According to the history facts and the information from Woolley, a 30-foot wall of water gushed down Nolan Creek taking several homes including the Polks’ (their home was located where the bandstand is today). Yettie and four of her five children were swept into the rushing river where they drowned. The children ranged in age from infant Dau to 14-year-old Florence. William Polk mounted his horse and raced back to their home only to find that it was completely gone and his family with it.
Yettie’s body, according to Woolley, was spotted soon after the flood with her hair caught in some barbed wire. Unsuccessful attempts were made to rescue Yettie at that time but it was not until three days later that her body was carried out of the swollen river. Her body was eventually recovered 1.5 miles beyond Belton.

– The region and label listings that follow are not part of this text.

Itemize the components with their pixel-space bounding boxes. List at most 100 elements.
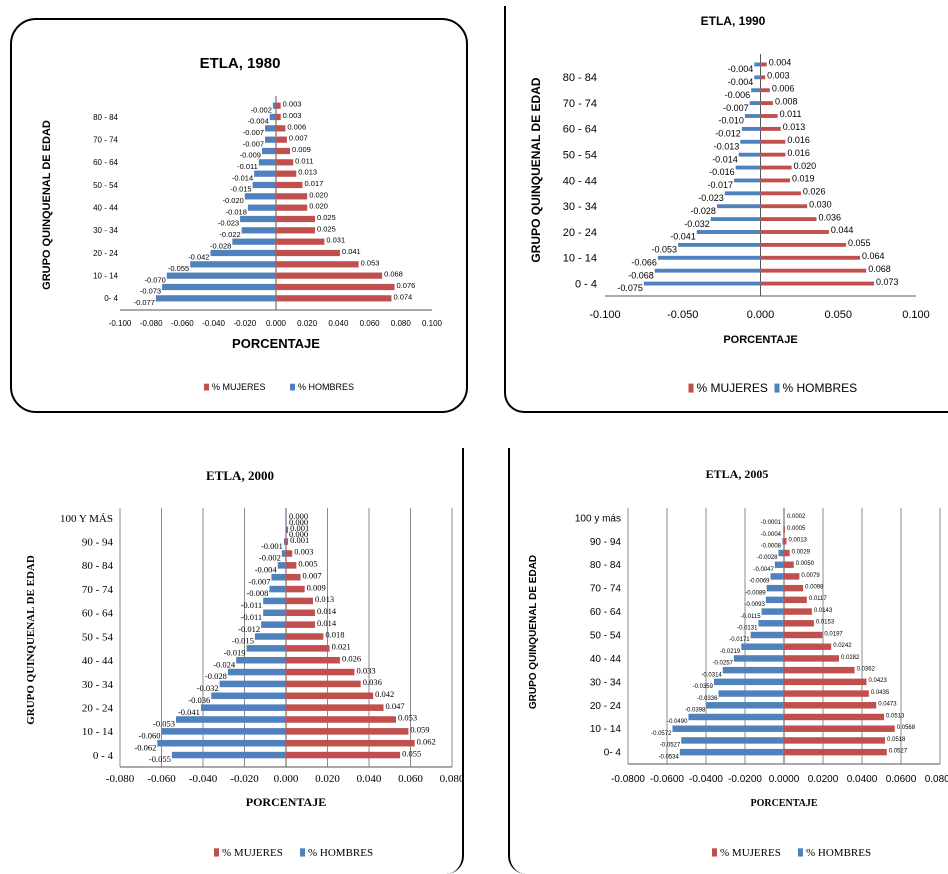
c3-data-label: -0.0069 xyxy=(749,579,770,585)
c2-title: ETLA, 2000 xyxy=(206,468,274,483)
c3-data-label: -0.0008 xyxy=(761,543,782,549)
c3-data-label: 0.0143 xyxy=(814,608,833,614)
c0-bar-mujeres xyxy=(276,136,287,143)
c2-data-label: 0.026 xyxy=(342,653,361,663)
c0-data-label: 0.020 xyxy=(309,202,328,211)
c1-bar-hombres xyxy=(643,281,761,286)
c2-x-tick-label: -0.020 xyxy=(230,773,259,785)
c0-title: ETLA, 1980 xyxy=(200,55,281,72)
c3-data-label: 0.0098 xyxy=(805,584,824,590)
c3-legend-swatch-mujeres xyxy=(712,848,717,857)
c0-bar-hombres xyxy=(261,147,276,155)
c1-bar-hombres xyxy=(749,101,761,106)
c3-category-label: 20 - 24 xyxy=(590,701,622,712)
c3-data-label: -0.0527 xyxy=(660,743,681,749)
c2-data-label: 0.042 xyxy=(375,689,394,699)
c0-bar-mujeres xyxy=(276,170,297,177)
c3-data-label: -0.0257 xyxy=(713,661,734,667)
c3-bar-hombres xyxy=(761,608,784,615)
c0-bar-hombres xyxy=(252,181,276,189)
c2-bar-hombres xyxy=(271,573,286,581)
c3-data-label: 0.0117 xyxy=(809,596,828,602)
c0-bar-mujeres xyxy=(276,215,315,223)
c1-bar-mujeres xyxy=(760,101,773,106)
c1-data-label: -0.012 xyxy=(715,129,741,139)
c2-data-label: -0.011 xyxy=(241,612,263,622)
c2-bar-mujeres xyxy=(286,692,374,700)
c3-bar-hombres xyxy=(782,538,784,545)
c3-data-label: 0.0050 xyxy=(796,561,815,567)
c0-bar-hombres xyxy=(232,238,276,245)
c2-bar-mujeres xyxy=(286,538,289,545)
c2-data-label: 0.053 xyxy=(398,713,417,723)
c1-bar-hombres xyxy=(754,62,761,67)
c0-x-tick-label: -0.020 xyxy=(233,319,256,328)
c0-category-label: 20 - 24 xyxy=(93,249,118,258)
c0-data-label: -0.022 xyxy=(219,230,240,239)
c0-bar-mujeres xyxy=(276,181,303,189)
c2-x-tick-label: 0.000 xyxy=(274,773,299,785)
c2-data-label: -0.041 xyxy=(178,707,200,717)
c3-data-label: 0.0029 xyxy=(792,549,811,555)
c1-data-label: 0.011 xyxy=(780,109,802,119)
c3-data-label: 0.0079 xyxy=(801,573,820,579)
c0-data-label: -0.070 xyxy=(145,275,166,284)
c0-data-label: 0.007 xyxy=(289,134,308,143)
c0-bar-mujeres xyxy=(276,283,395,291)
c0-x-tick-label: -0.080 xyxy=(140,319,163,328)
c2-data-label: -0.036 xyxy=(188,695,210,705)
c3-bar-mujeres xyxy=(784,608,812,615)
c2-legend-swatch-mujeres xyxy=(214,848,219,857)
c3-data-label: 0.0242 xyxy=(833,643,852,649)
c3-bar-mujeres xyxy=(784,690,869,697)
c1-bar-hombres xyxy=(741,126,761,131)
c1-bar-hombres xyxy=(724,191,761,196)
c3-bar-hombres xyxy=(706,702,784,709)
c0-legend-swatch-mujeres xyxy=(204,383,209,391)
c0-x-axis-title: PORCENTAJE xyxy=(232,336,320,351)
chart-frame-2005 xyxy=(508,448,948,874)
chart-frame-1990 xyxy=(504,6,948,413)
c2-bar-hombres xyxy=(200,704,286,711)
c3-category-label: 10 - 14 xyxy=(590,724,622,735)
c3-category-label: 50 - 54 xyxy=(590,631,622,642)
c1-data-label: -0.068 xyxy=(628,270,654,280)
c2-legend-swatch-hombres xyxy=(300,848,305,857)
c1-legend-label-hombres: % HOMBRES xyxy=(783,381,858,395)
c0-data-label: -0.028 xyxy=(210,241,231,250)
c3-data-label: -0.0093 xyxy=(745,602,766,608)
c0-bar-hombres xyxy=(155,295,276,302)
c2-data-label: -0.024 xyxy=(213,659,236,669)
c1-data-label: 0.044 xyxy=(831,225,854,235)
c0-data-label: -0.042 xyxy=(188,253,209,262)
c2-data-label: 0.018 xyxy=(325,630,344,640)
c0-bar-hombres xyxy=(269,113,276,121)
c3-bar-mujeres xyxy=(784,620,814,627)
c0-bar-hombres xyxy=(254,170,276,177)
c1-data-label: -0.004 xyxy=(728,64,754,74)
c2-category-label: 50 - 54 xyxy=(82,631,114,643)
c3-bar-mujeres xyxy=(784,549,790,557)
c1-data-label: 0.055 xyxy=(848,238,871,248)
c3-data-label: -0.0004 xyxy=(761,532,782,538)
c2-bar-mujeres xyxy=(286,562,297,569)
c2-category-label: 60 - 64 xyxy=(82,608,114,620)
c1-data-label: -0.053 xyxy=(652,245,678,255)
c3-data-label: -0.0336 xyxy=(697,696,718,702)
c1-bar-mujeres xyxy=(760,114,778,118)
c2-category-label: 100 Y MÁS xyxy=(60,513,113,525)
c2-category-label: 0 - 4 xyxy=(93,750,114,762)
c0-category-label: 50 - 54 xyxy=(93,181,118,190)
c3-category-label: 90 - 94 xyxy=(590,537,622,548)
c1-category-label: 10 - 14 xyxy=(563,253,597,265)
c1-bar-hombres xyxy=(716,204,761,209)
c3-x-tick-label: 0.0000 xyxy=(769,774,800,785)
c2-bar-mujeres xyxy=(286,704,384,711)
c2-data-label: 0.009 xyxy=(307,582,326,592)
c1-data-label: 0.026 xyxy=(803,187,826,197)
c1-bar-hombres xyxy=(738,152,761,157)
c1-data-label: -0.075 xyxy=(617,283,643,293)
c2-data-label: 0.003 xyxy=(294,547,313,557)
c3-data-label: -0.0115 xyxy=(741,614,762,620)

Yettie and the children’s funerals marked a tragic note in Belton history. The streets were lined with people and the businesses closed for several hours.
Yettie, who was the daughter of the prominent jeweler Julius Tobler, was honored with a park named in her honor in central Belton. The land for this park, 8.5 acres, was sold to the city on May 15, 1945, for the sum of $6,250.
The Polk family is buried in the North Belton Cemetery. William Polk went on to remarry and have five additional children. These children were raised in the new family home on high ground at 3 Rivers where the Leon and Lampasas Rivers and Salado Creek converge to form Little Creek.